You tell yourself, it won’t be anything important, just another mildly amusing meme from your cousin on the family WhatsApp group. Or the school parents chat, pinging with questions about the forthcoming bake sale. But, wait. What if the message is urgent? It could be your friend, the one who’s struggling. Has there been an accident? You race to your device… Oh, great. You’ve been added to a new group chat. Another digital conversation with crossed wires and pressure to ‘do stuff’. Hello, anxiety!
Our phones, and apps like WhatsApp, do a lot of good. They have, however, also created an overwhelming workload. Responding to messages can feel like a full-time job. Getting from A to B on daily tasks has become increasingly impossible with this stop-start motion. And if you’re built with the willpower to reply later, forget Netflix. You can look forward to an evening overshadowed by message admin. But why do we torture ourselves? What is WhatsApp’s power?
Psychotherapist Fiona McAlister says that interactions such as WhatsApp messages provide a quick sense of belonging and validation. “In addition to generating dopamine, even brief or superficial conversations release oxytocin, the bonding hormone, fostering a satisfying connection. In our fast-paced world, these momentary connections act as social ‘snacks’, temporarily fulfilling our need for interaction.”

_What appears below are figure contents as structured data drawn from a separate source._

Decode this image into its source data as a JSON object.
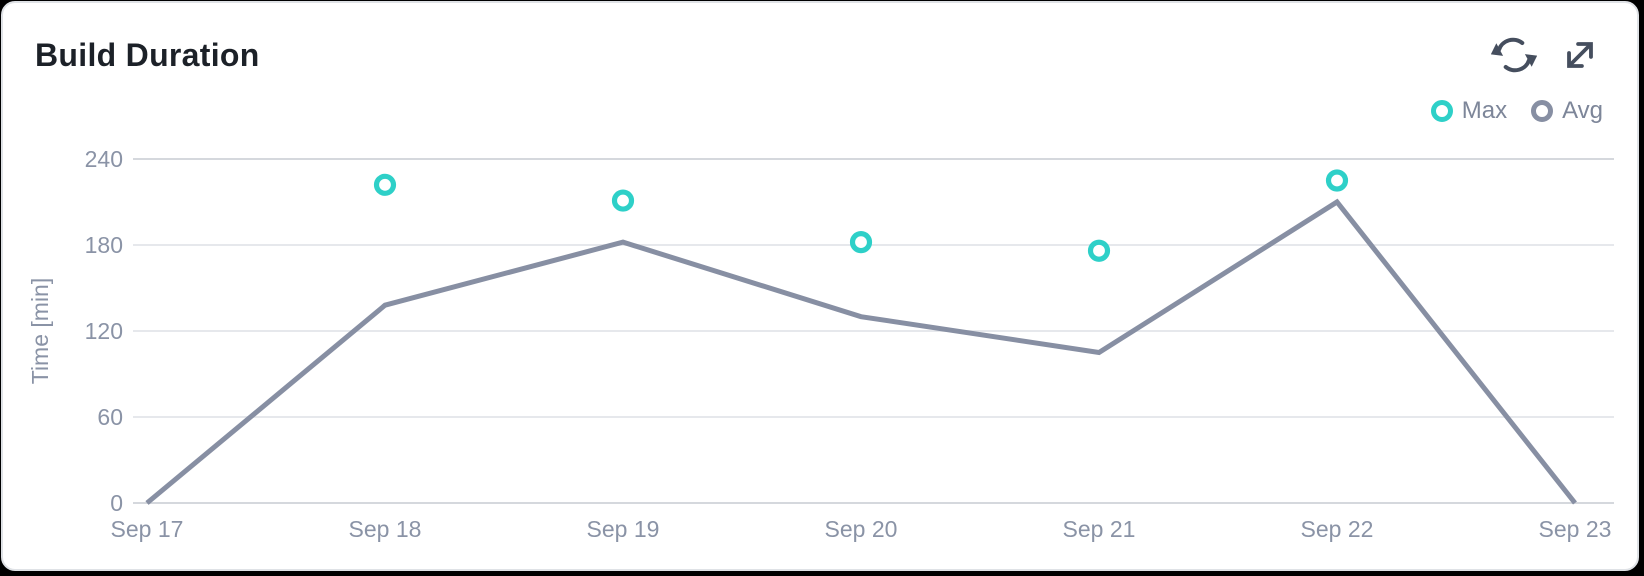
{
  "card": {
    "title": "Build Duration",
    "actions": [
      {
        "icon": "refresh-icon"
      },
      {
        "icon": "expand-icon"
      }
    ]
  },
  "colors": {
    "max_accent": "#2ed0c8",
    "avg_line": "#878fa3",
    "axis_text": "#8a93a6",
    "icon": "#454e5e"
  },
  "chart_data": {
    "type": "line",
    "title": "Build Duration",
    "xlabel": "",
    "ylabel": "Time [min]",
    "categories": [
      "Sep 17",
      "Sep 18",
      "Sep 19",
      "Sep 20",
      "Sep 21",
      "Sep 22",
      "Sep 23"
    ],
    "ylim": [
      0,
      240
    ],
    "yticks": [
      0,
      60,
      120,
      180,
      240
    ],
    "grid": "horizontal",
    "legend_position": "top-right",
    "series": [
      {
        "name": "Max",
        "type": "scatter",
        "color": "#2ed0c8",
        "values": [
          null,
          222,
          211,
          182,
          176,
          225,
          null
        ]
      },
      {
        "name": "Avg",
        "type": "line",
        "color": "#878fa3",
        "values": [
          0,
          138,
          182,
          130,
          105,
          210,
          0
        ]
      }
    ]
  }
}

Fiona also warns that those with ‘people-pleasing’ tendencies might feel an urge to frequently check and respond to messages. “This might also affect those who fear isolation and loneliness,” she adds.
So how can we maximise WhatsApp’s advantages, while minimising the stress?
A little honesty
Face your fears. Tell your friends and family you won’t always respond to every “haha” and “OK”. The crying-laughing emoji gets overused, right? Even tapping a thumbs-up pulls you out of your current reality and into the digital headspace. You won’t ignore important questions, but be clear about the boundary you’re creating, which stops before tapping a heart every time they share a fancy recipe or a daft joke.
Mark as unread
Yes, you can do this on WhatsApp. On an iPhone, if you have read the message but can’t reply until later, swipe to the right and a blue circle will appear. If you’re an Android user, hold the chat down and tap the three dots in the top right corner of the screen, then simply mark it as unread. Once you read this message again, the circle will disappear. If you need more time, repeat the swipe to the right and tap as unread once more.
Remember to talk
When we type, we pause whatever we’re doing. And this pause can be long. We type, then delete, then rephrase. Stress levels rise. So why not just call? Information can be communicated much more efficiently when spoken. A real conversation gives you what you need much more instantly than an ‘instant’ message. Plus, you’ll have engaged in some much-needed human connection.
Take a moment
Our phones can be like bullies! Group messaging might unsettle users, because not everybody wants to respond or engage with the chat. Fear of missing out can kick in and result in you sending a message, under pressure. Then, fear of rejection gets you. You realise you were the last person to message and nobody has responded. Now you fear you’re being judged. Was I too harsh? Not funny? It’s a lot. A group chat is not a real conversation. There are no facial expressions to see, or tones of voice to hear. So just breathe. You might resist typing and be relieved later.
It’s better one-on-one
Turning off notifications won’t help much because when you return to the app and see 68 new messages, your anxiety is likely to go into overdrive. So instead of jumping back into group chats, reach out to one person. Talk or text, but let the chat unfold one-on-one so it’s clear and linear. This will soften your mental chatter.
It can be socially awkward to leave the group chat altogether. While it might be easy to exit the holiday group if you can’t actually make it to the trip away, it’s much more complicated to leave your besties or family. A private chat, away from all the noise, might do you good.